A woman uses a bullhorn to address the crowd as protesters opposed to COVID-19 restrictions hold a rally before a march in Vancouver.DARRYL DYCK/The Canadian Press
The world will go on, at least for the foreseeable future, but it will be a changed, more introverted and possibly nastier one. Government surveillance of the public is likely to increase, certainly in dictatorships. In democracies, we may well decide that the loss of privacy is worthwhile if we can control the spread of disease. Populist leaders are already finding COVID-19 a convenient excuse to extend their powers and to whip up feeling against outsiders and minorities: Under the pretense of dealing with the crisis, Hungarian Prime Minister Viktor Orban has assailed civil liberties, muzzled the press and governed by decree, while in India, Prime Minister Narendra Modi’s governing BJP is already blaming Muslims for the epidemic. The Trump administration, meanwhile, is using the situation to limit even legal immigration. Borders will become thicker and we will not be able to afford to travel as much; we might not even want to. We can partly reverse the globalization of the economy, but if it goes too far we will see more photographs like the recent ones showing agricultural produce rotting in African fields because the producers cannot get it to the markets in the rest of the world. And will consumers in developed countries want to go back to a world where fruits and vegetables came only in the local growing season? Or where consumer goods become much more expensive because they are produced by local, well-paid labour? That may in fact not be a bad thing: An increase in jobs available at home, and the better pay that should come with that, can create a fairer, more equal society. The point is that there will be hard choices to be made.

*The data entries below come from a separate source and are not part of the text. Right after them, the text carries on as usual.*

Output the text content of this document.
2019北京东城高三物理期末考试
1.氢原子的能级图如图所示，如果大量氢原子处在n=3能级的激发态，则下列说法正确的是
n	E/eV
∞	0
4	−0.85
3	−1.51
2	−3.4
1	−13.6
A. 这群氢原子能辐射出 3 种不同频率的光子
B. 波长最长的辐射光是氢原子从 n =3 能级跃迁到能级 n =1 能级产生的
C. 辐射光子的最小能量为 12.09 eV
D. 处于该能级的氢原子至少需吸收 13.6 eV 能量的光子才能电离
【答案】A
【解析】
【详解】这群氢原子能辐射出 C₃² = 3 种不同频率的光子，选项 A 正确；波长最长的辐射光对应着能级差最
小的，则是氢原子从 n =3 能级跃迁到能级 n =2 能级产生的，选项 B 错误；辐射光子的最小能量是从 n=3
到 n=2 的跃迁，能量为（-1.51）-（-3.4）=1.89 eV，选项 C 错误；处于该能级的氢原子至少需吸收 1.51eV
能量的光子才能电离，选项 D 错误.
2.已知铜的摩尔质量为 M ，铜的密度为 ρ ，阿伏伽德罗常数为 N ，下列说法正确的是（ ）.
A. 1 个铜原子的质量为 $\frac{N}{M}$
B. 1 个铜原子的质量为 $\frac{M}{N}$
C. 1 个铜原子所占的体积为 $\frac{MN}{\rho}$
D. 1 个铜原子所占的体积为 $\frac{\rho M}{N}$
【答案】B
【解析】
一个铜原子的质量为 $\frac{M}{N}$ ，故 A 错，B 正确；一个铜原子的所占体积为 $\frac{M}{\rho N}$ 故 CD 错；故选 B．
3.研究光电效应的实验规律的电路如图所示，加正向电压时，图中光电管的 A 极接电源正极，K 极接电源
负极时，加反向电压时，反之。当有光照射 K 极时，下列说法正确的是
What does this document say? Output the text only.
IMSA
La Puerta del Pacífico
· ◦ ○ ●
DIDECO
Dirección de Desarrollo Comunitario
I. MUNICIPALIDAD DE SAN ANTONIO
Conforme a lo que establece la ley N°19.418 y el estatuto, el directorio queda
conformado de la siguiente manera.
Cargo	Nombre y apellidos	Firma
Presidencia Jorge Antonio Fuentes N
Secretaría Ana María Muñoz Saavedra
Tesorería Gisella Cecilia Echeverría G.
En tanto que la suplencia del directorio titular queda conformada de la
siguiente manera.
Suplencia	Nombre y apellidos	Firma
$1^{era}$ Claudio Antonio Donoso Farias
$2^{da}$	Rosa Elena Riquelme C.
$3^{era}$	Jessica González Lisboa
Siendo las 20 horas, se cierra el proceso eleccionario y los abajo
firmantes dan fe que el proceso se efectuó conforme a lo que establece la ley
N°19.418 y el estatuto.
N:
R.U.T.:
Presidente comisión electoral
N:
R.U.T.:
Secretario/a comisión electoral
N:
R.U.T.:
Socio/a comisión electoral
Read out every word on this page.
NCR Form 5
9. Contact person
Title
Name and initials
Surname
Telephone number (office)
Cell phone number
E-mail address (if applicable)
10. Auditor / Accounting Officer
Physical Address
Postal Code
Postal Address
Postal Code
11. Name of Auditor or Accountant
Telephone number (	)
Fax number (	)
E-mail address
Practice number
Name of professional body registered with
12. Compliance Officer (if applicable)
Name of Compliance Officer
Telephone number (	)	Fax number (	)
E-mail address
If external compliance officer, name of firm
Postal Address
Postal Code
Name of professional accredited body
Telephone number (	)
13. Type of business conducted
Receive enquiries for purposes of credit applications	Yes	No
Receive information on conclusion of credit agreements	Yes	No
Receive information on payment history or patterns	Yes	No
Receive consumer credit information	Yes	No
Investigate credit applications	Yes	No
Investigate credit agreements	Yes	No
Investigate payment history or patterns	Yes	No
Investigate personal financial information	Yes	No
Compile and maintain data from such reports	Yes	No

We have shown in the past that we can learn from catastrophes. Two world wars taught us the importance of diplomacy and international institutions. The near misses in the Cold War encouraged both sides to negotiate arms deals. Leaders, thinkers and citizens alike learned from the Great Depression. That is why the Allied powers set up the Bretton Woods institutions of the World Bank, the International Monetary Fund and World Trade Organization – to ensure that the world’s economy would not again go into a severe downward spiral. Europe’s postwar leaders embarked on creating the European Union in order to forge a prosperous integrated Europe, to try to overcome the poisonous national rivalries that had come so close to destroying it. Many governments took heed of the advice of economists such as John Maynard Keynes, who believed that deficit spending could overcome depressions; governments in many countries created welfare systems to bridge the gaps in society.
Now, we are experiencing our own great disruption. It is not world war nor a Great Depression, although it could well become one. Will we in time ignore the present’s lessons and warnings? Or will we reinforce, rebuild and reform our societies, from the local to the global, so that we are better prepared? It could go either way and much will depend on the sort of leaders we get in the next years. But it will also depend on our willingness to hold them to account.
While we will have to keep washing our hands, let’s only do so in a literal sense. If we are to build a better future, we, leaders and publics both, must not be like Pontius Pilate and abdicate all responsibility.